Империя серебра | страница 129
— Все пытаюсь свыкнуться с мыслью, что это происходит наяву, — негромко признался Тулуй. Хасар, поглядев на племянника, протянул руку и в молчаливой поддержке пожал ему голое плечо. — Когда я увидел, как ты едешь, меня охватила надежда, что что-то изменилось. Думаю, какая-та часть меня так и будет до последнего момента дожидаться какого-нибудь вещего окрика, отмены приговора… Странно это все: то, как мы изводим себя.
— Твой отец гордился бы тобой, я это знаю, — ответил Хасар, чувствуя свою никчемность и неспособность подыскать нужные слова.
Как ни странно, из неловкого положения его вывел сам Тулуй, любезно сказав:
— Думаю, дядя, сейчас мне лучше побыть одному. Со мной рядом сын, который меня утешит. Он же доставит домой мои весточки.

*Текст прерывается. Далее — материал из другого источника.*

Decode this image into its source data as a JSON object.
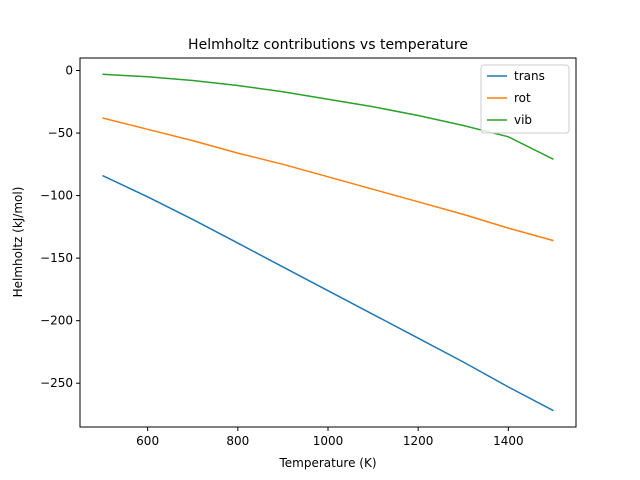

Ты же понадобишься мне позднее, на закате. — Он вздохнул. — Тогда ты, несомненно, будешь нужен рядом как опора. Ну а сейчас надо кое-что написать, раздать наказы…
— Хорошо, Тулуй. Я вернусь с закатом солнца. И одно тебе скажу: когда все закончится, я прикончу этого шамана.
— Ничего другого, дядя, я от тебя и не ожидал, — усмехнулся племянник. — В самом деле, мне в том мире нужен будет слуга. Этот вполне подойдет.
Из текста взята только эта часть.